Yet Haskell himself, working with Superintendent John W. (Bill) Wade, had built up Shenandoah's natural resource management program to include a sizable contingent of ecologists, biological technicians, and data management personnel. The park's inventorying and monitoring of flora and fauna, begun in the mid-1980s, made steady progress; so did its air and water quality programs. Among the ecological processes that the park began to monitor were stream aquatic habitat, watershed acidification, forest response to gypsy moth infestations, and deciduous forest watershed dynamics. Integrated into park operations, Shenandoah's natural resource program became one of the most effective in the system—and the kind of expertise and inquiry it utilizes today is mirrored by that of Channel Islands, Sequoia—Kings Canyon, and Yellowstone, among other parks.

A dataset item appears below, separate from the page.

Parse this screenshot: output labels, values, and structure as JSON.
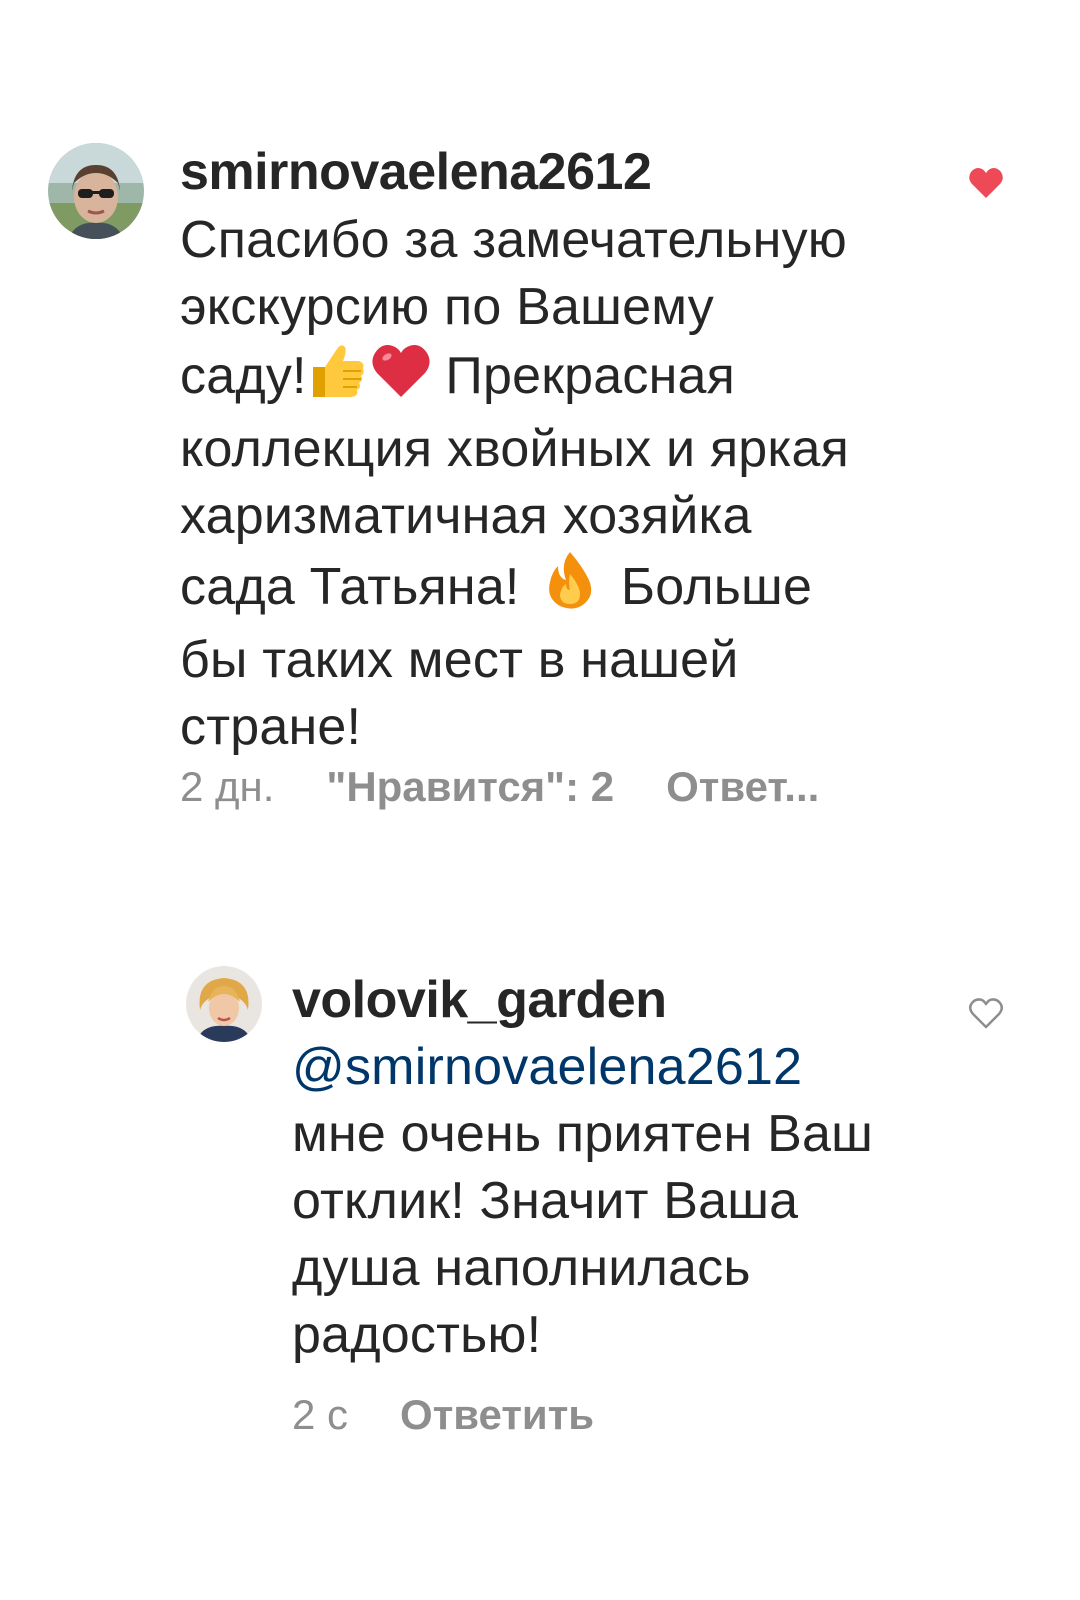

While these parks made substantial advancement, many did not. Despite gains in recent years, a 1995 Washington office report noted a need for properly trained natural resource management specialists throughout the park system. Overall, the Service had an average of just over one per park; but the report added that, in truth, "there are a few specialists in a handful of parks and no specialists in many parks." [10] Trained resource managers were distributed unevenly throughout the system, and programs as strong as Shenandoah's were the exception rather than the rule.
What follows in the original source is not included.